I also want to acknowledge the support of our friends in the United States State Department who have been just wonderful friends and though you Dan Clune, Charge d'Affaires at the Embassy in Canberra - you and your team in Australia and the State Department team here in Washington, thank you for making all that happen and happen so quickly.
And of course there are the people who were doing the real work, helping us out on the ground. Eric Bush, Tony Johnson and Bodie Shaw from the National Interagency Fire Centre in Boise, Idaho - as representatives of the 73 Americans that came to our assistance in Australia - I say a very deep personal thank you mate.
And can I also say thank you Brodie for working with the US Wildland Fire Fighter Foundation to raise money to help Australian fire fighters who lost their homes in the Victorian fires, and to benefit the family of fallen fire fighter Mr David Balfour.
I would also like to acknowledge the presence of Alan Goodwin, Assistant Chief Fire Officer from the Victorian Department of Sustainability & Environment. Alan helped coordinate cooperation between Victoria and the US authorities.
The truth is friends, we never know when fires are going to strike and the sorrow they bring along with the devastation. These fires in Australia challenged our souls, they challenged our humanity, they challenged our compassion, they challenged our courage. But all that was made more possible because we had so much by way of friendship and support and courage and determination from our friends in America.

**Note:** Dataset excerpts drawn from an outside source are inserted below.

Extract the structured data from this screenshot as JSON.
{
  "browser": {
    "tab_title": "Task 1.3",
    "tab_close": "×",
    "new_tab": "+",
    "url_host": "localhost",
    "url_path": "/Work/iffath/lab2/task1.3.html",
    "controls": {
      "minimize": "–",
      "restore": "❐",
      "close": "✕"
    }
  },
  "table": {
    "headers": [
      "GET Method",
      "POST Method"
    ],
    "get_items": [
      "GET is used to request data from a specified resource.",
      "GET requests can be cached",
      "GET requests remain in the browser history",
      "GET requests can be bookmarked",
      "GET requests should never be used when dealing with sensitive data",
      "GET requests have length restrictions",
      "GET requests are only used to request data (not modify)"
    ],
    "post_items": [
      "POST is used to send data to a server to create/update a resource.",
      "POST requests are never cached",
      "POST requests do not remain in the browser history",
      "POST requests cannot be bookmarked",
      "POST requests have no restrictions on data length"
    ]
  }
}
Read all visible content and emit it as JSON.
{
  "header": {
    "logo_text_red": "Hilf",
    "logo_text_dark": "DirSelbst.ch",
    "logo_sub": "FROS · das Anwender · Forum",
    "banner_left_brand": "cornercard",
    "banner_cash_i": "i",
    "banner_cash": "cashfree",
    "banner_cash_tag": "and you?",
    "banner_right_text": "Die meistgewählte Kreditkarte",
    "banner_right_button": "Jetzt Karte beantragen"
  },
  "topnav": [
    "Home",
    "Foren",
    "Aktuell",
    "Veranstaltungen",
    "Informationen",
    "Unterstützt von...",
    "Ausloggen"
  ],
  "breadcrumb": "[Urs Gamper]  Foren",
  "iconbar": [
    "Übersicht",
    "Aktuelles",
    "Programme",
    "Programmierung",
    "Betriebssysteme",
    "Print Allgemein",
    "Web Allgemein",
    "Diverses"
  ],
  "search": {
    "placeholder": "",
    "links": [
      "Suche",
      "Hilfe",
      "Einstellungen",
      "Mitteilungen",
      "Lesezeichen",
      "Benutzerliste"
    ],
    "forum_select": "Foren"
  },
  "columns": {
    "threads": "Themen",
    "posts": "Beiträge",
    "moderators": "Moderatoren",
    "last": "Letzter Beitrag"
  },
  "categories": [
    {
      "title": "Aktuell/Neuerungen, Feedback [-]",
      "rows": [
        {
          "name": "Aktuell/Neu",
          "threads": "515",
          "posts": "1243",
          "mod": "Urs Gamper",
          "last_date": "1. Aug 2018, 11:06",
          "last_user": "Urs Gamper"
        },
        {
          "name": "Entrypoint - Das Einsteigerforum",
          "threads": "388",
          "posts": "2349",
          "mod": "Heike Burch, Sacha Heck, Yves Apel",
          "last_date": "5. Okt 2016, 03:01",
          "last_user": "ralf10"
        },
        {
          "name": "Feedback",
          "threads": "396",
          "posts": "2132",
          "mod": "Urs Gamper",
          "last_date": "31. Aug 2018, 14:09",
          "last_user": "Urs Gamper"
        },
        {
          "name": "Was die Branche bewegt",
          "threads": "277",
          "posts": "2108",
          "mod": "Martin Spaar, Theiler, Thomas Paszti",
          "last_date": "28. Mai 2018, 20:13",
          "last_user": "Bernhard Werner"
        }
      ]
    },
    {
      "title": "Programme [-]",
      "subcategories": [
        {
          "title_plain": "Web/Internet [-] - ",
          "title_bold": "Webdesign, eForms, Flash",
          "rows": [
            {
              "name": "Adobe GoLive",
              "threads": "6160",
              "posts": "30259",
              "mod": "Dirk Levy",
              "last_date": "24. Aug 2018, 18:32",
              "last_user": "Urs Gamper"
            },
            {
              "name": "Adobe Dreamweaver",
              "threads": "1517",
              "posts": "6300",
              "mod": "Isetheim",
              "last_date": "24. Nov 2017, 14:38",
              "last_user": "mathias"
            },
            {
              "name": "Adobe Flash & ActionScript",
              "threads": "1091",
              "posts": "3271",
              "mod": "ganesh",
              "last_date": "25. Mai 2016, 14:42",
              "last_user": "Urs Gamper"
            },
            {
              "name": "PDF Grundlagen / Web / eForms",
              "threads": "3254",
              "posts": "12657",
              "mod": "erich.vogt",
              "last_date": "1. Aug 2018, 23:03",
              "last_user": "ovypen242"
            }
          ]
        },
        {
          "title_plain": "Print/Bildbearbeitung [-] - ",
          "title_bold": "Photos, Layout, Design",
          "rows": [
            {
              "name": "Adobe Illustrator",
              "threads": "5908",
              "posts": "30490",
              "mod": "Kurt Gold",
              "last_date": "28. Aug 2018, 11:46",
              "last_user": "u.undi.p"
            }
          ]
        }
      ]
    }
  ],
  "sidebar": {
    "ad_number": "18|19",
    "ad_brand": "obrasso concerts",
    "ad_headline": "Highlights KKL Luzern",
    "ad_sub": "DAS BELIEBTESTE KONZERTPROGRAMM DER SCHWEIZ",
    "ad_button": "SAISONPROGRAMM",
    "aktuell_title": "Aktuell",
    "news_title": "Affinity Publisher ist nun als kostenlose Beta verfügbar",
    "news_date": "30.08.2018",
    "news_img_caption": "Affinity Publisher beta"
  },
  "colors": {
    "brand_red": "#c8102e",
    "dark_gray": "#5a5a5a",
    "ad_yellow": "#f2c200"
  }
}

I spent a lot of time in these fire affected communities. These are tough people, they are good people. But they themselves, and I know I speak on behalf of them, feel so much by way of gratitude to you our friends in America for what you did.
I was speaking before with the Secretaries of Agriculture and the Interior about the challenges you face here through fire. Your fire season, I'm advised, is going to get underway soon. I was also advised that in any given fire season you can be fighting up to 10,000 fires.
Can I just say to each of your fire fighters my personal appreciation and admiration for your sheer courage and professionalism. To put yourself in harm's way in defence of others with something so awesome and so terrible as a wild fire or what we call a bush fire requires genuine courage and I salute you.
Ladies and gentlemen, on behalf of the people of Australia and the people of the State of Victoria in particular, I thank you our friends in the United States of America.